While crossing the historic trestle, Santa usually appears for eager onlookers at the scenic overlook.

Kingsport, TN

The only stop the CSX Santa Train makes in Tennessee is also the final stop. It’s the best place to see the Santa Train on its journey from Kentucky. There is plenty of free parking throughout downtown Kingsport and plenty of room in Centennial Park to enjoy the train.

CSX Santa Train in Kingsport, TN

The festivities in Kingsport start long before the CSX Santa Train arrives. Santa’s Depot opens at 1 p.m. in Centennial Park, a small public park near Citizens Bank in the former train depot. Holiday activities include writing letters to Santa and crafts. Enjoy hot chocolate, cookies, and festive music while waiting for Santa’s arrival.

The CSX Santa Train arrives in Kingsport at 3 p.m. Upon arrival, an unbelievably chipper Santa Claus exits the train and visits everyone at the park.

When I was a kid, Santa would exit the train and hop onto the last float of the Kingsport Christmas Parade. That changed a few years ago. Now, the parade is held on the first Saturday in December.


Tips for Seeing the CSX Santa Train

It’s easy to get wrapped up in the festive spirit and forget that the CSX Santa Train is a big piece of machinery trudging along railroad tracks. CSX employees and local police spare no effort to make it a safe experience. But you still need to look before you cross!

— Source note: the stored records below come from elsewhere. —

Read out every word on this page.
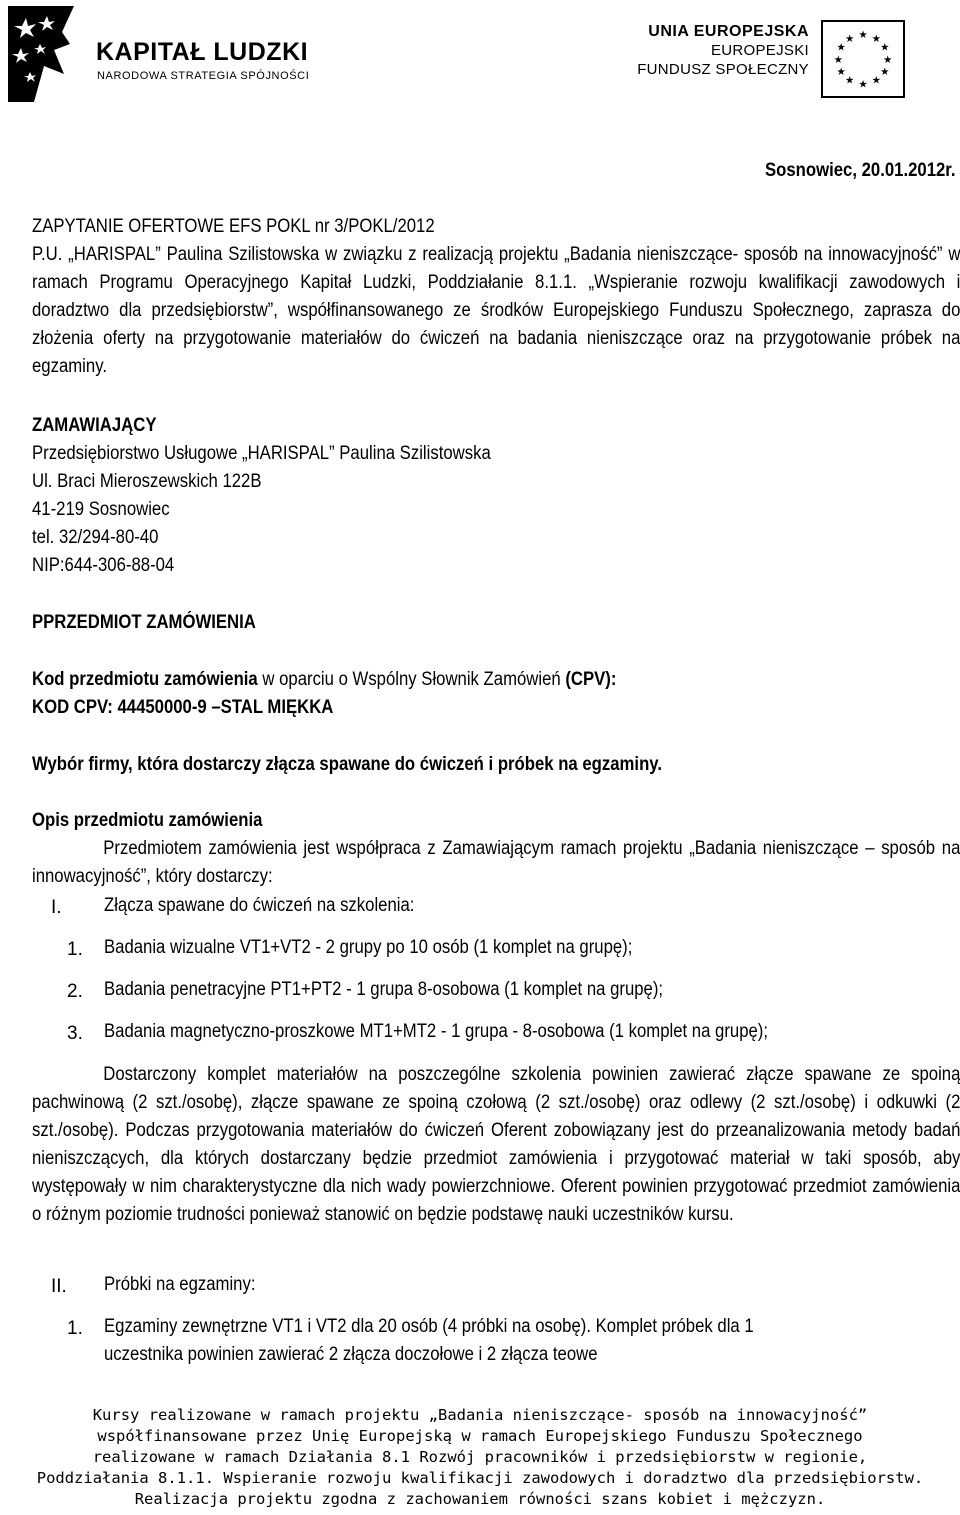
KAPITAŁ LUDZKI
NARODOWA STRATEGIA SPÓJNOŚCI
UNIA EUROPEJSKA
EUROPEJSKI
FUNDUSZ SPOŁECZNY
★ ★
★
★
★
★
★
★
★
★
★
★
Sosnowiec, 20.01.2012r.
ZAPYTANIE OFERTOWE EFS POKL nr 3/POKL/2012
P.U. „HARISPAL” Paulina Szilistowska w związku z realizacją projektu „Badania nieniszczące- sposób na innowacyjność” w ramach Programu Operacyjnego Kapitał Ludzki, Poddziałanie 8.1.1. „Wspieranie rozwoju kwalifikacji zawodowych i doradztwo dla przedsiębiorstw”, współfinansowanego ze środków Europejskiego Funduszu Społecznego, zaprasza do złożenia oferty na przygotowanie materiałów do ćwiczeń na badania nieniszczące oraz na przygotowanie próbek na egzaminy.
ZAMAWIAJĄCY
Przedsiębiorstwo Usługowe „HARISPAL” Paulina Szilistowska
Ul. Braci Mieroszewskich 122B
41-219 Sosnowiec
tel. 32/294-80-40
NIP:644-306-88-04
PPRZEDMIOT ZAMÓWIENIA
Kod przedmiotu zamówienia w oparciu o Wspólny Słownik Zamówień (CPV):
KOD CPV: 44450000-9 –STAL MIĘKKA
Wybór firmy, która dostarczy złącza spawane do ćwiczeń i próbek na egzaminy.
Opis przedmiotu zamówienia
Przedmiotem zamówienia jest współpraca z Zamawiającym ramach projektu „Badania nieniszczące – sposób na innowacyjność”, który dostarczy:
I. Złącza spawane do ćwiczeń na szkolenia:
1. Badania wizualne VT1+VT2 - 2 grupy po 10 osób (1 komplet na grupę);
2. Badania penetracyjne PT1+PT2 - 1 grupa 8-osobowa (1 komplet na grupę);
3. Badania magnetyczno-proszkowe MT1+MT2 - 1 grupa - 8-osobowa (1 komplet na grupę);
Dostarczony komplet materiałów na poszczególne szkolenia powinien zawierać złącze spawane ze spoiną pachwinową (2 szt./osobę), złącze spawane ze spoiną czołową (2 szt./osobę) oraz odlewy (2 szt./osobę) i odkuwki (2 szt./osobę). Podczas przygotowania materiałów do ćwiczeń Oferent zobowiązany jest do przeanalizowania metody badań nieniszczących, dla których dostarczany będzie przedmiot zamówienia i przygotować materiał w taki sposób, aby występowały w nim charakterystyczne dla nich wady powierzchniowe. Oferent powinien przygotować przedmiot zamówienia o różnym poziomie trudności ponieważ stanowić on będzie podstawę nauki uczestników kursu.
II. Próbki na egzaminy:
1. Egzaminy zewnętrzne VT1 i VT2 dla 20 osób (4 próbki na osobę). Komplet próbek dla 1
uczestnika powinien zawierać 2 złącza doczołowe i 2 złącza teowe
Kursy realizowane w ramach projektu „Badania nieniszczące- sposób na innowacyjność”
współfinansowane przez Unię Europejską w ramach Europejskiego Funduszu Społecznego
realizowane w ramach Działania 8.1 Rozwój pracowników i przedsiębiorstw w regionie,
Poddziałania 8.1.1. Wspieranie rozwoju kwalifikacji zawodowych i doradztwo dla przedsiębiorstw.
Realizacja projektu zgodna z zachowaniem równości szans kobiet i mężczyzn.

Here are a few tips to make the most of seeing the CSX Santa Train:

  • Plan to arrive an hour before the train to find a good parking spot
  • Park your vehicle so that all four tires are off the paved road
  • Don’t block any driveways when parking
  • Look carefully before crossing roads – don’t assume traffic will stop just because you step into the road
  • Be careful when crossing over railroad tracks
  • Listen to the instructions from CSX employees when the train arrives and departs
  • Never stand in front of the locomotive, even when it’s parked
  • It’s more important to be safe than to take a selfie
  • Children sitting on your shoulders have the best chance of catching toys

One Response

  1. The first time I stood by the tracks, holding my moms hand and waiting for the Santa train was 1958. I was 3 years old. Our dad, a coal minor was on strike and many years the Santa train was the only Christmas we had in the hills of SW Va. I remember how exciting it was to hear the train whistle down the track and the faint sound of jingle bells as it made its way up the tracks to the small town of Delano Va., the stop after Haysi. The excitement was uncontainable as the big train got closer. Knowing Santa was at the end of the train, we had to wait until the entire train past by before seeing Santa. He stood on the back as big as life, tossing out taffy candy in green and red wrappers, pencils and tiny tablets for taking notes. For some reason, there always seemed to be a lot of whistles. Seems that me and all six sisters went home with a whistle, which my mother hated. Didn’t take long befor the whisked went missing one at a time. Eventually the candy was gone, whistles gone, the pencils and writing tablets we carried around for days, taking notes, Finally we settled into dreaming of how it would be next year when the Santa Train came to town. Would he bring us something big like a new bike next year? . It didn’t matter we still loved to see the Santa Train. My most beautiful childhood memories was the Santa Train.